Ekspedisi Dijanjikan Rp200 Juta

12 Ton Serbuk Bahan Dasar Pembuatan Flaka Dibeli Rp2 Miliar dari India
Oleh : Harjo
Sabtu | 16-09-2017 | 13:14 WIB
Ekspose-flaka1.gif
Kapolres Bintan AKBP Guntur Febrianto Sunoto ekspose tangkapan 12 ton serbuk bahan dasar flaka. (Foto: Harjo)

BATAMTODAY.COM, Tanjunguban - Serbuk sekitar 12 ton tangkapan Polsek Bintan Timur yang diduga bahan dasar pembuatan psikortopika jenis flaka dibeli seharga Rp2 miliar oleh Martin, pemesan barang terlarang tersebut.

Serbuk tersebut dikemas dalam 480 drum dengan berat rata-rata di atas 20 kg yang diimpor dari India melalui jalur Singapura ke Batam. Kemudian menyeberang ke Bintan melalui Tanjunguban menggunakan tiga truk barang, lalu untuk dibawa ke Pelabuhan Sribayintan Kijang dan akan dibawa ke Jakarta, untuk diproduksi dan akan diekspor kembali.

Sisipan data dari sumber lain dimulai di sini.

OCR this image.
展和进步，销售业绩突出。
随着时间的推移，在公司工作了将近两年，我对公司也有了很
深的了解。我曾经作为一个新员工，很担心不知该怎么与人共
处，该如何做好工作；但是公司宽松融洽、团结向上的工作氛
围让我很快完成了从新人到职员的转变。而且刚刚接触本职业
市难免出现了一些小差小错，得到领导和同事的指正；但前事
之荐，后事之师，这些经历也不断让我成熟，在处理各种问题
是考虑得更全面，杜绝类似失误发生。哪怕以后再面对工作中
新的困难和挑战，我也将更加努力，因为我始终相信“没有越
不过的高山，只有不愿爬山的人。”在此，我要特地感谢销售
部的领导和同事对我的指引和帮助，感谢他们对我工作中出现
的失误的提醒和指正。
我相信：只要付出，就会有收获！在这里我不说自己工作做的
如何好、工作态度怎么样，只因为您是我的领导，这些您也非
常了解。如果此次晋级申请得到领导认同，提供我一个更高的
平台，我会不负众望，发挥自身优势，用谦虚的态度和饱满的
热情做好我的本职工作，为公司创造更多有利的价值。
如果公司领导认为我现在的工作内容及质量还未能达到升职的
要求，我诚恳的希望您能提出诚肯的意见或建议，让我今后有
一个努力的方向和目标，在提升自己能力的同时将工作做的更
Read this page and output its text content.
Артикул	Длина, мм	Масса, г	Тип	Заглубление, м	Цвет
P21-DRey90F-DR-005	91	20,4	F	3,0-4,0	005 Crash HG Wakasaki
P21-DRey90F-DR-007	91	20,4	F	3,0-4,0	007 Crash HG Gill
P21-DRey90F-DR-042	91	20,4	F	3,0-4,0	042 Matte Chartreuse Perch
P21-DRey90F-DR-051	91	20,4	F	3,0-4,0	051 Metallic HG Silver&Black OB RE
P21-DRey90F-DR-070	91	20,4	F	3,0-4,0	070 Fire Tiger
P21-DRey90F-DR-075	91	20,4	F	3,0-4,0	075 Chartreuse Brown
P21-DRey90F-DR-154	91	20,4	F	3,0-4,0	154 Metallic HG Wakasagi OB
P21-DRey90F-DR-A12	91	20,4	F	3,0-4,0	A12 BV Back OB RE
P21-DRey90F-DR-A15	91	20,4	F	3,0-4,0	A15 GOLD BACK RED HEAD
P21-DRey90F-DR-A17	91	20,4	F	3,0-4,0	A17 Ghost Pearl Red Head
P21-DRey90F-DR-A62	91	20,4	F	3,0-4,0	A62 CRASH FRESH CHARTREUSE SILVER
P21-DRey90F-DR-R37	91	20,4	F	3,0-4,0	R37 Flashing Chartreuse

Sementara dari hasil uji laboratorium dari sekitar 100 sample yang sudah di test, terdapat tiga jenis obat yang memang dilarang diedarkan, di antaranya Dextrethorphan Hidrobromide PH.EUR, Trihexyphenidil Hidrocloride dan Carisoprodol.

Kapolres Bintan AKBP Febrianto Guntur Sunoto menyampaikan, Martin warga Jakarta selaku pemilik obat mengaku membeli obat seharga Rp2 miliar, juga membayar untuk ekspedisi sekitar Rp200 juta.

"Pihak ekspedisi mengaku belum menerima pembayaran yang dijanjikan oleh pemilik obat terlarang tersebut. Fernandes juga mengaku jasanya belum dibayar oleh pengorder atau pemilik obat dan mengaku melakukan hal ini baru pertama kalinya," ujar Kapolres, Jumat (15/9/2017) kemarin.

Dengan sudah sempat masuknya barang berupa obat yang sangat berbahaya, dan sudah dilarang edarnya secara tunggal oleh BPOM ke wilayah Bintan khususnya dan Kepri Umumnya. Guntur mengajak seluruh unsur dan elemen masyarakat untuk meningkatkan pengawasan terhadap pintu-pintu masuk yang ada di Bintan.

"Untuk mengantisifasi masuknya barang illegal ke daerah ini, kita mengajak seluruh elemen yang ada baik instansi, dinas serta masyarakat. Untuk sama-sama meningkat pengawasan, demi keamanan dan kenyamanan di tengah masyarakat," harapnya.